Saturday, March 07, 2009
40 Days of Lent: Day Eleven
01:44 SPY: The Funny Years
Edited by Kurt Andersen, Graydon Carter, George Kalogerakis
My first book report this year fits in with the Days of Lent, given that those who worked at SPY magazine seemed motivated by the Deadly Sins of Pride and Envy.
I can remember searching for the first issue of Spy after reading an Associated Press article about a sharp new satiric magazine. It sounded like everything I was looking for. Unfortunately, I was looking in the wrong place: Wilkes-Barre, PA, to be exact, where I was living at the time. We might have gotten Associated Press articles, sure, but sophisticated “New York Monthlies?” No way.
As related in the combination memoir/anthology SPY: The Funny Years, I wasn’t alone on either count. People who lived in New York had trouble finding early issues, and there were others across the nation who were excited about a monthly satire magazine. The first issue I saw was April 1988, The “Nice” Issue. I picked it up at a stopover in Chicago while taking the train across the country and was quickly initiated. Things that hadn’t mattered to me (like cover boy Donald Trump) now did, once I learned of their inherent odiousness through SPY’s clever, nasty articles. The nastiness became more apparent (actually, inescapable) later, but what initially impressed me was how much fun the magazine was to read. The crazy charts, the articles in tiny print that ran alongside the margins, columns that gave the inside scoop about The New York Times or professional critics. There seemed to be so much in that issue, yet I didn’t feel sated after I had read, and re-read, everything it contained. Just the opposite, in fact.
And so it seemed with the issues that followed. Looking at the covers reproduced on The Funny Years’ endpapers, I can remember where I was when I first saw the 1988-89 issues.
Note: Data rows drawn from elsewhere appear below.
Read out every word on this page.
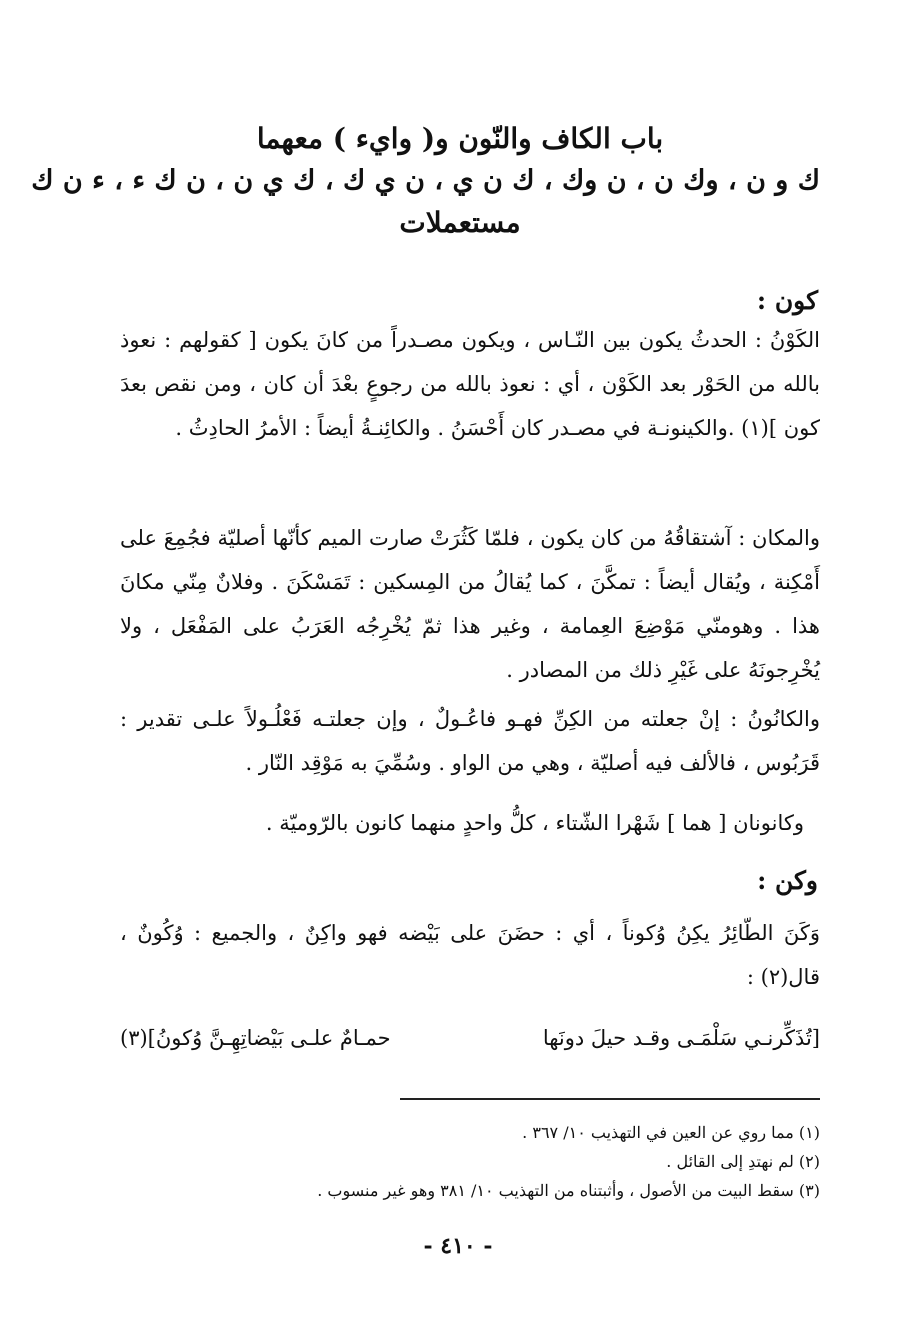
باب الكاف والنّون و( وايء ) معهما
ك و ن ، وك ن ، ن وك ، ك ن ي ، ن ي ك ، ك ي ن ، ن ك ء ، ء ن ك
مستعملات
كون :

الكَوْنُ : الحدثُ يكون بين النّـاس ، ويكون مصـدراً من كانَ يكون [ كقولهم : نعوذ بالله من الحَوْر بعد الكَوْن ، أي : نعوذ بالله من رجوعٍ بعْدَ أن كان ، ومن نقص بعدَ كون ](١) .والكينونـة في مصـدر كان أَحْسَنُ . والكائِنـةُ أيضاً : الأمرُ الحادِثُ .

والمكان : آشتقاقُهُ من كان يكون ، فلمّا كَثُرَتْ صارت الميم كأنّها أصليّة فجُمِعَ على أَمْكِنة ، ويُقال أيضاً : تمكَّنَ ، كما يُقالُ من المِسكين : تَمَسْكَنَ . وفلانٌ مِنّي مكانَ هذا . وهومنّي مَوْضِعَ العِمامة ، وغير هذا ثمّ يُخْرِجُه العَرَبُ على المَفْعَل ، ولا يُخْرِجونَهُ على غَيْرِ ذلك من المصادر .

والكانُونُ : إنْ جعلته من الكِنِّ فهـو فاعُـولٌ ، وإن جعلتـه فَعْلُـولاً علـى تقدير : قَرَبُوس ، فالألف فيه أصليّة ، وهي من الواو . وسُمِّيَ به مَوْقِد النّار .

وكانونان [ هما ] شَهْرا الشّتاء ، كلُّ واحدٍ منهما كانون بالرّوميّة .

وكن :

وَكَنَ الطّائِرُ يكِنُ وُكوناً ، أي : حضَنَ على بَيْضه فهو واكِنٌ ، والجميع : وُكُونٌ ، قال(٢) :

[تُذَكِّرنـي سَلْمَـى وقـد حيلَ دونَها
حمـامٌ علـى بَيْضاتِهِـنَّ وُكونُ](٣)
(١) مما روي عن العين في التهذيب ١٠/ ٣٦٧ .
(٢) لم نهتدِ إلى القائل .
(٣) سقط البيت من الأصول ، وأثبتناه من التهذيب ١٠/ ٣٨١ وهو غير منسوب .
- ٤١٠ -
June ‘88, with Graham Chapman as a “coaster:” I flipped through it at Cody’s Books in Berkeley before buying. March ’89, with a smug Chevy Chase representing the Irony Epidemic: couldn’t wait for my break, kept flipping through the issue while at work. I didn’t have much money when I lived in California – I was on the macaroni and cheese diet most of the time – but I always bought SPY magazine. I can remember at the time thinking that, as good as the magazine was, it wasn’t quite “there” yet. It was a good magazine (very good, I suppose) but not great. The issues were getting better and better but it hadn’t peaked, which I looked forward to with anticipation.
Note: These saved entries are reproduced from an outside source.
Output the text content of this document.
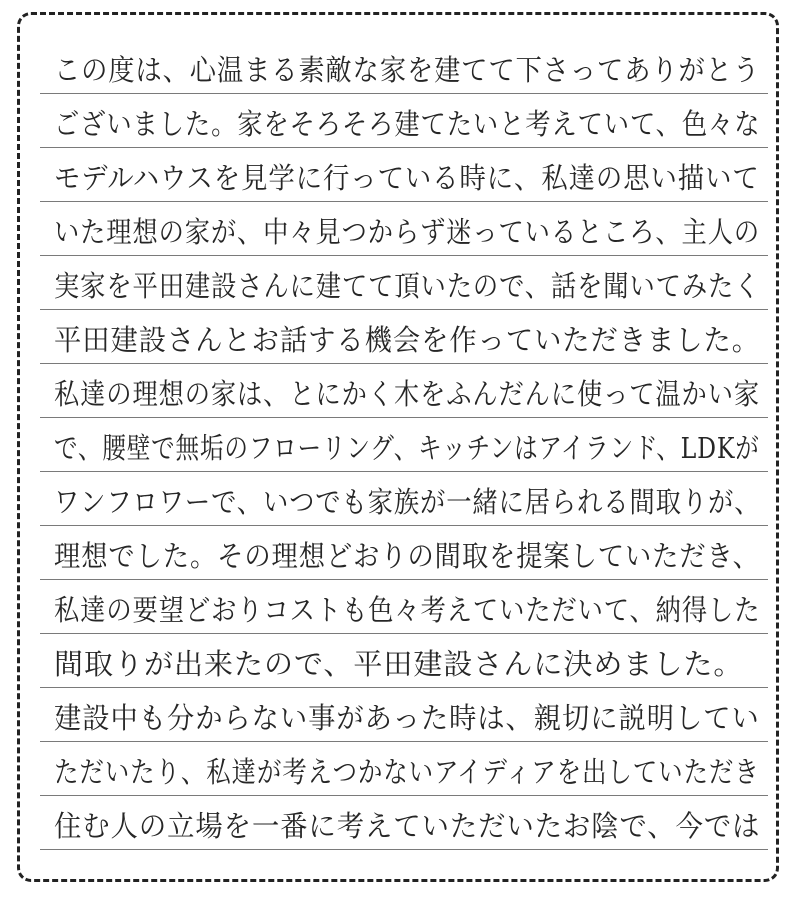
この度は、心温まる素敵な家を建てて下さってありがとう
ございました。家をそろそろ建てたいと考えていて、色々な
モデルハウスを見学に行っている時に、私達の思い描いて
いた理想の家が、中々見つからず迷っているところ、主人の
実家を平田建設さんに建てて頂いたので、話を聞いてみたく
平田建設さんとお話する機会を作っていただきました。
私達の理想の家は、とにかく木をふんだんに使って温かい家
で、腰壁で無垢のフローリング、キッチンはアイランド、LDKが
ワンフロワーで、いつでも家族が一緒に居られる間取りが、
理想でした。その理想どおりの間取を提案していただき、
私達の要望どおりコストも色々考えていただいて、納得した
間取りが出来たので、平田建設さんに決めました。
建設中も分からない事があった時は、親切に説明してい
ただいたり、私達が考えつかないアイディアを出していただき
住む人の立場を一番に考えていただいたお陰で、今では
That peak never really came. Looking back, you can choose a run of issues and say that it was the magazine at its best, but examine those issues and a sense of repetition, a formula, becomes apparent and annoying. I think this was one of the magazine’s fatal flaws. Magazines have a house style and a consistent tone, true, but SPY, after fairly quickly finding its voice, didn’t do anything but repeat, but with diminishing returns. Just as every young man eventually has an epiphany and realizes that every issue of Mad magazine is basically the same, so it was with SPY. The other fatal flaw was not just the repetition but also the tone itself. Being mean can be cathartic and liberating, for a while, but consistent meanness becomes tiresome, and as a tool for satire, ineffective because it eliminates point of view. If everything is corrupt, why should anyone care about the special loathsomeness of Donald Trump?
The memoir section of The Funny Years is obviously for fans of the magazine*. Its insights run along the lines of “we had fun – you shoulda been there!” The editors and writers come across as clever and sensible people who, you know, sat at their desks and worked. More interesting is how the magazine was always a shoestring operation given that each issue “seemed” rich in that 1980s kinda way. It’s disappointing that so little from the actual magazine is reprinted. Pages are reprinted in their entirety to give a sense of the interplay of graphics and text that was a hallmark of the magazine, but unfortunately, at a smaller than original size, which makes reading more of an effort. Even though I have all my old issues, I was disappointed that most of what’s reprinted are fragments rather than entire articles. There are pieces that justify the magazine’s reputation: I was amazed at how good the “Great Expectations” essay written by Kurt Andersen was. The quality of the writing, dense yet paced to zip along, is rarely found in magazines anymore. An article about “Yuppie Porn” (making and marketing mundane items like knives and telephones as luxury goods) makes the distinction: “…pornography – the objectification of bodies…[whereas] yuppie pornography – the objectification of objects.” You can substitute “materialism” for “yuppie pornography” but I think the idea of “objectification of objects” is just about perfect.
*Are there still fans of the magazine? I picked up my copy of this book for $2.99 at the bargain table at Borders. I can't imagine paying the list prices of $39.95.